I mentioned earlier that I was conflicted when I finished The Hunger Games and writing this review has not helped the matter. Thinking back on the novel, I remember both the breathless anticipation as I started each chapter, the thrill of Katniss’ escapes and the sadness that filled me at the death of her friends. But I also remember the frustration at the core concept of the novel, that Collins chose to expose this dark future and the bad people who are responsible for it. But, am I frustrated with Collins, or am I frustrated with the facet of human nature that she’s chosen to explore? The Hunger Games are like nothing if not the Gladiators of ancient Rome. Or, more appropriately, the slaves and criminals who might have unwillingly taken their places. Throw them into a pit against their will, with insurmountable odds and murderous opponents, and watch what happens. For simple enjoyment. To pass a Sunday afternoon. By thrusting children into the role of these gladiators, Collins played with my anger. While reading, I directed that anger at Collins, but perhaps its source isn’t her, but the fact that I know that worse than this happens to children every day in this world and I don’t like Collins to remind me of that. Perhaps that anger would be better directed at my own ignorance and unwillingness to accept the realities and darkness of human nature.

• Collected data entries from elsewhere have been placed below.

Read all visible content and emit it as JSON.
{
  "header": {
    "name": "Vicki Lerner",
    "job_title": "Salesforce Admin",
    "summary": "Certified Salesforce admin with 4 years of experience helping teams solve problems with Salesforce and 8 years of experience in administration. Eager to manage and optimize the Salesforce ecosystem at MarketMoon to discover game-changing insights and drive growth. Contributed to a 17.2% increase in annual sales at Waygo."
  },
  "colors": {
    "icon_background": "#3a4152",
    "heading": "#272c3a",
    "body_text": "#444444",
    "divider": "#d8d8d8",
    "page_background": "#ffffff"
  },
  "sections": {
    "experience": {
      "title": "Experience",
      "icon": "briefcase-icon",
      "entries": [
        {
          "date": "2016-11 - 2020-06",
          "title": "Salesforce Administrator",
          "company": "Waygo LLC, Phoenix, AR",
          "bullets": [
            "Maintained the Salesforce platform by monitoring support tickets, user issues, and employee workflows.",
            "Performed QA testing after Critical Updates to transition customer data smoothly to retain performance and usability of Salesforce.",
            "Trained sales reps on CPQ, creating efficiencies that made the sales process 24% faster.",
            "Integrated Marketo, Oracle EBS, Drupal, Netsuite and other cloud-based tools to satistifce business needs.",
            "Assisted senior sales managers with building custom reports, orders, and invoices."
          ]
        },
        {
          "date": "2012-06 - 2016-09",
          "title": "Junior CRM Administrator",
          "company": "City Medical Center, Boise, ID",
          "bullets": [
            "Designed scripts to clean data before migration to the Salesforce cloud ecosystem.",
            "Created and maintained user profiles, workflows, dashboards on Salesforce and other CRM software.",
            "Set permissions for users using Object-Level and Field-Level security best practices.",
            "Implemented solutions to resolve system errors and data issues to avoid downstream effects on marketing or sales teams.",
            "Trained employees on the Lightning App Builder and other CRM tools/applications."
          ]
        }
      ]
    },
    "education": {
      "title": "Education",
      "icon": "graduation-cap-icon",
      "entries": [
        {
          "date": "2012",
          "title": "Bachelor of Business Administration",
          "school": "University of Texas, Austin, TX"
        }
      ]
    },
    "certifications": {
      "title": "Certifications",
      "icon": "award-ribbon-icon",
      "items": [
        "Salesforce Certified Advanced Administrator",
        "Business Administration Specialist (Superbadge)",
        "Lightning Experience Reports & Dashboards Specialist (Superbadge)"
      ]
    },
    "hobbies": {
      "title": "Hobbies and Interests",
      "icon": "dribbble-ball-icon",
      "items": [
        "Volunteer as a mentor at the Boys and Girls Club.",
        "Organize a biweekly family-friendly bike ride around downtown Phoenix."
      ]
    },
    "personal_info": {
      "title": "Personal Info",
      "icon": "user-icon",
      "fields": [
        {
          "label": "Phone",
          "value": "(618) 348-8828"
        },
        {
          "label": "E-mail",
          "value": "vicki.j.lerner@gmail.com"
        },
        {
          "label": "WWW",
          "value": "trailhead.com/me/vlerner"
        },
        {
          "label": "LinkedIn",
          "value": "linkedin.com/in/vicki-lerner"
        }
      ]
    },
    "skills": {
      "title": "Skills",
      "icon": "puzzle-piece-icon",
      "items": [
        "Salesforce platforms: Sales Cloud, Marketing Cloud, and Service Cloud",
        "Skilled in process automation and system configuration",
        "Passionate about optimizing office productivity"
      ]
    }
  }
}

The Hunger Games surprised me and thrilled me. In an age where YA can’t get a shot with most adults because it’s supposed to be for kids, it has also produced on of the bloodiest, meanest and most ruthless novels I’ve read in years. But amongst all that bloodshed, there’s a story about family and perseverance, about sticking to your guns and standing up against an authority you don’t believe in. I’ll gladly stick around for the next two volumes, not only to see Collins’ vision of the future crumble, but also because I like Katniss and her friends. The Hunger Games had me enthralled for two straight days and for that, I’m grateful. And also a little disturbed.